We use runners for more than API testing as well. It works great for support. If we need to fix something on 200 customers, rather than going through and doing it all by hand, we make a CSV and throw it into a runner. And while that saves a lot of time in these support issues, it’s not a feature that’s worth $100/user/month. We’d rather move to a new client altogether. In fact, we’ve already been instructed to start looking into alternatives.
I guess we will find out tomorrow but this will make setting up collection runs for CI jobs incredibly inefficient. We will have to run the job from newman repeatedly until we are sure the collection is stable. And yes, if newman is included in this new limitation we will have to find new tools for API automation.

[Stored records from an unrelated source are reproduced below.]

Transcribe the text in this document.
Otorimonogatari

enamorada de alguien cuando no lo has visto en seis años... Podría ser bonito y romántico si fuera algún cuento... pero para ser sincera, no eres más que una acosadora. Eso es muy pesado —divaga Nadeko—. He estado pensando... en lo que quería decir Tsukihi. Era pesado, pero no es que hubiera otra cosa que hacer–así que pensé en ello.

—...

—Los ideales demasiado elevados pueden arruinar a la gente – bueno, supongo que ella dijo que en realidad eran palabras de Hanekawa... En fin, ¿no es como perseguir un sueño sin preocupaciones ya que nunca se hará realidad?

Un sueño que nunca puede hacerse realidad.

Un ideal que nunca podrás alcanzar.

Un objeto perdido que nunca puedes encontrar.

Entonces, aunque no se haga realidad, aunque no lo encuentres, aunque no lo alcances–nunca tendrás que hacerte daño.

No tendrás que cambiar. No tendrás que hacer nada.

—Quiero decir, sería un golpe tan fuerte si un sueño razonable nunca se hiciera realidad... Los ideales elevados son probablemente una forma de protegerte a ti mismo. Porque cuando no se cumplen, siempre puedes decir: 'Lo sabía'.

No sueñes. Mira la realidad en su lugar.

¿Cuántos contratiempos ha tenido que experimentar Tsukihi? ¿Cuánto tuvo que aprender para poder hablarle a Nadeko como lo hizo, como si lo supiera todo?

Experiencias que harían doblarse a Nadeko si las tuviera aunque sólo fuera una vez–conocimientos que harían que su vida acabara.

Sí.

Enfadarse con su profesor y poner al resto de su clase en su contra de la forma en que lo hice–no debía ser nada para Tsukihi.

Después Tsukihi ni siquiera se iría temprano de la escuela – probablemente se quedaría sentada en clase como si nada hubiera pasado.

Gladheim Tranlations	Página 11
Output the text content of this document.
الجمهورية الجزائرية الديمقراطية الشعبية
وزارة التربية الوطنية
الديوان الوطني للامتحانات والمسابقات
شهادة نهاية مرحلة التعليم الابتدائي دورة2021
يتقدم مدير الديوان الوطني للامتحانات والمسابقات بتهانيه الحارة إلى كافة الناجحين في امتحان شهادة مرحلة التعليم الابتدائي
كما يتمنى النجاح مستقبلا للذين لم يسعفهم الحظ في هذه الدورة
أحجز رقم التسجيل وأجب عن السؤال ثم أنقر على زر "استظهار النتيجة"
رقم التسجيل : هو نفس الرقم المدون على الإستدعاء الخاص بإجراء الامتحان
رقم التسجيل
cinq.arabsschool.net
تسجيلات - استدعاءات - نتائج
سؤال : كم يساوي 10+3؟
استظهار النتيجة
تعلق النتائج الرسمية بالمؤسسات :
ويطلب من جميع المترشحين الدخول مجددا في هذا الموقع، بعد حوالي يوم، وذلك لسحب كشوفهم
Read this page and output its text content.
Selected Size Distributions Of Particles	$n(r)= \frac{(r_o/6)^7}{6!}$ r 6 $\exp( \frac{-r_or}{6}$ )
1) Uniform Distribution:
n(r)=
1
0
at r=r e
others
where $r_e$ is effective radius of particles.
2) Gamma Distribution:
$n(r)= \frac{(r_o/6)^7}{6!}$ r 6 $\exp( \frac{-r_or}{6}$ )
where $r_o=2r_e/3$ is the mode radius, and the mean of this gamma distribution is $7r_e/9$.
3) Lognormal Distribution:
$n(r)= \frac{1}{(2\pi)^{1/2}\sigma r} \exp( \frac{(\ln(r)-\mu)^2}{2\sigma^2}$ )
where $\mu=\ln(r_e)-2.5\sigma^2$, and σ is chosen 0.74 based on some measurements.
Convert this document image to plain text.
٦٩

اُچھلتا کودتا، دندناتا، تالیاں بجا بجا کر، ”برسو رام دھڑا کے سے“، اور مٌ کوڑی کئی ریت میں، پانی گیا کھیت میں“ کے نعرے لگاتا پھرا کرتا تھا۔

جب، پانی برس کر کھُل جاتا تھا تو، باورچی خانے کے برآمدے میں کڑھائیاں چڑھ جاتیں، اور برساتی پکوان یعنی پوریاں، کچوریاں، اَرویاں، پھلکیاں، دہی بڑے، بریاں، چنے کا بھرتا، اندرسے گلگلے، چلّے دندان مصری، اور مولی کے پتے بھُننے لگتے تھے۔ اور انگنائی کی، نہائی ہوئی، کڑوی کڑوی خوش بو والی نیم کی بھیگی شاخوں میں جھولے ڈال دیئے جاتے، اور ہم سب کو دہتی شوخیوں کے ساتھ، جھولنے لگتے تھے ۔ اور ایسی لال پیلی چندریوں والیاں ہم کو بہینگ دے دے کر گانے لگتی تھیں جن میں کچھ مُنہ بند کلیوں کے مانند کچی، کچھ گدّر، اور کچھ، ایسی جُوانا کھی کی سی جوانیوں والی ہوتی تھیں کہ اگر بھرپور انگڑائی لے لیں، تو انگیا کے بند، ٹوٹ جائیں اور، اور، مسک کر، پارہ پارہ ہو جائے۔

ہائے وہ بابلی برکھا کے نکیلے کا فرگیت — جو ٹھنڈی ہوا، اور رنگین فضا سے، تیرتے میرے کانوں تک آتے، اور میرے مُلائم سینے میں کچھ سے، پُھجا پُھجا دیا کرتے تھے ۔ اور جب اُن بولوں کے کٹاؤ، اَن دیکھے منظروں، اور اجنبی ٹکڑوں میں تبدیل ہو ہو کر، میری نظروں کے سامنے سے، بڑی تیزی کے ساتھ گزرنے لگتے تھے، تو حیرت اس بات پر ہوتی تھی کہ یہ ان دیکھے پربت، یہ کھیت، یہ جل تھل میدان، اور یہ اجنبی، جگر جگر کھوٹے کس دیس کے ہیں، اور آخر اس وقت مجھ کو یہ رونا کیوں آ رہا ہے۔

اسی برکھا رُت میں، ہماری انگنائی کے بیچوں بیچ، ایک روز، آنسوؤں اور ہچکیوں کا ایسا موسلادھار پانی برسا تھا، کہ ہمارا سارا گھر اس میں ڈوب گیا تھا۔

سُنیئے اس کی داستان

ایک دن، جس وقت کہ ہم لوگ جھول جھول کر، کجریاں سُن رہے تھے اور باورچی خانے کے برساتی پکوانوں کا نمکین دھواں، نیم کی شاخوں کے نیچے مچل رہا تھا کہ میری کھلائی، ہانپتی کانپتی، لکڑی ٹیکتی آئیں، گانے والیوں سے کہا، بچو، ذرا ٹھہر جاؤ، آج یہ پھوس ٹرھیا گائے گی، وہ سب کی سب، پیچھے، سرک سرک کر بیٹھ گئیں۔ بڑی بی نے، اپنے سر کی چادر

Looks like they updated the blog post to clarify. The updated blog post matches what we received in the email. The changes are effective February 15 for free accounts, March 15 for new paid accounts, and your next annual renewal for existing paid accounts. So if you’re lucky enough that your renewal happens before March 15, the new limits won’t kick in for you until 2024.
To better align with the value Postman’s test automation offers for professional testers and quality engineers, we will make the following changes effective February 15, 2023, for free customers, and effective March 15, 2023 for new paid plan customers. Existing paid plan customers will see these limits effective upon plan renewal after March 15, 2023 (except Enterprise users, who have unlimited runs per month):
This is an insane change.
We use the Local Collection Runner to automate our login flow (6 requests) and this change means we’ll have to click through them manually.
This will force us to move to another service. It’s a shame, really, since I really enjoyed using Postman…
Run the flow in Newman/Postman CLI if it is to retrieve a token that needs to be subsequently used. You can even pair it with the Postman API to automatically update your environment variable.
You can otherwise run your requests as part of the pre-request scripts and put them at the collection-level, this means the auth flow will be executed before every request in the collection, and you won’t need to run manually every time
Our APIs use HATEOAS architecture. We map the response from “root” API links to environment variables which are used in the login flow.
Out of all the suggestions you gave, only the pre-request script setup would work for us. But that’s ultimately a hack.
Might as well write a bash script that does the login flow and copy access tokens to Postman env. But what’s the point of paying $15 per team member if we need to resort to hacks?
Our team is small, and there’s free options that are capable of chaining requests without the 25 run limit, therefore goodbye.